Brent crude jumped to $108.77/bbl (largest daily gain since 2020) after Iran-led retaliatory strikes across the Gulf, including a drone strike on Bahrain’s BAPCO refinery which declared force majeure and reported at least 32 injured. Regional air defences (UAE, Saudi, Qatar) intercepted missiles/drones and Saudi downed drones targeting the Shaybah oilfield; Asian equities tumbled (Nikkei -6%+, Kospi -6.3%, Australia/NZ >3%), indicating broad risk-off and elevated volatility. Iran also named Mojtaba Khamenei as Supreme Leader, adding political uncertainty to the security-driven market shock.

Analysis

The durability of this shock is higher than headline headlines imply because political continuity in Tehran reduces the probability of a quick negotiated pause; that raises a persistent ‘infrastructure risk premium’ on Gulf energy flows that can keep Brent volatility and term premia elevated for months. In practice, markets should price not just immediate supply outages but higher insurance, security and logistics costs that act like a de facto supply reduction — equivalent to a multi-week curtailment on marginal barrels even if physical fields remain intact.

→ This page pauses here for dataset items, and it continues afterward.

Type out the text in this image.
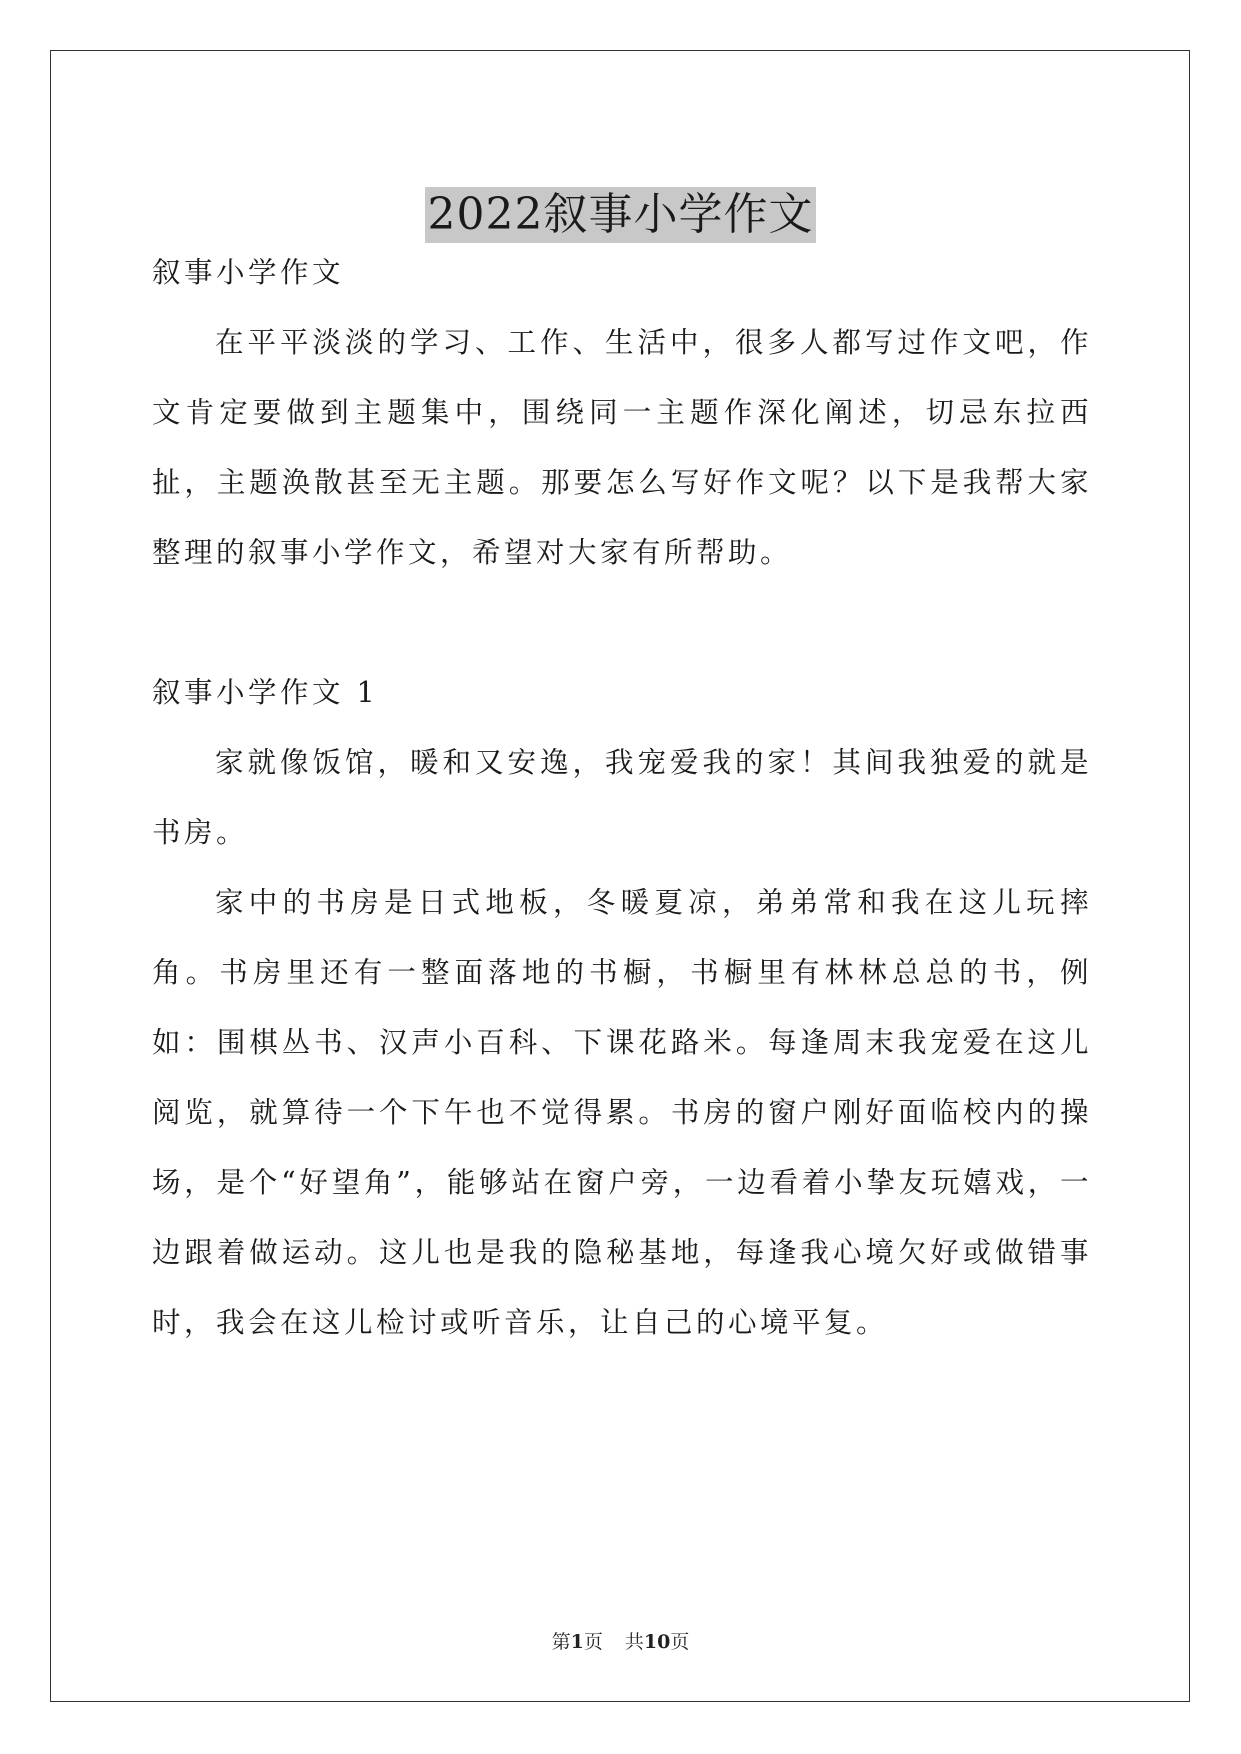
2022叙事小学作文

叙事小学作文

在平平淡淡的学习、工作、生活中，很多人都写过作文吧，作文肯定要做到主题集中，围绕同一主题作深化阐述，切忌东拉西扯，主题涣散甚至无主题。那要怎么写好作文呢？以下是我帮大家整理的叙事小学作文，希望对大家有所帮助。

叙事小学作文 1

家就像饭馆，暖和又安逸，我宠爱我的家！其间我独爱的就是书房。

家中的书房是日式地板，冬暖夏凉，弟弟常和我在这儿玩摔角。书房里还有一整面落地的书橱，书橱里有林林总总的书，例如：围棋丛书、汉声小百科、下课花路米。每逢周末我宠爱在这儿阅览，就算待一个下午也不觉得累。书房的窗户刚好面临校内的操场，是个“好望角”，能够站在窗户旁，一边看着小挚友玩嬉戏，一边跟着做运动。这儿也是我的隐秘基地，每逢我心境欠好或做错事时，我会在这儿检讨或听音乐，让自己的心境平复。

第1页 共10页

Expect second‑order supply-chain moves: cargoes will be re‑routed to avoid high‑risk choke points, increasing tanker voyage days and freight rates, and shifting crude slates toward refineries with easier access and strategic storage. That widens refined‑product cracks unevenly (fuel shortages regionally, export opportunities elsewhere), favoring flexible refiners and storage/terminal operators while compressing margins for consumers and fuel‑intensive sectors. Market and policy responses create two clear decision windows. In the next 1–14 days price spikes and volatility dominate (trading, options gamma); over 1–6 months structural adjustments (re‑routing, insurance, capex) matter; beyond 6–24 months higher defense and security capex in the Gulf and supply‑side investment cycles shift long-term risk/reward. Catalysts that could reverse the trend are a credible diplomatic de‑escalation or large SPR releases coordinated by consuming nations — both would compress premia rapidly within weeks if they occur.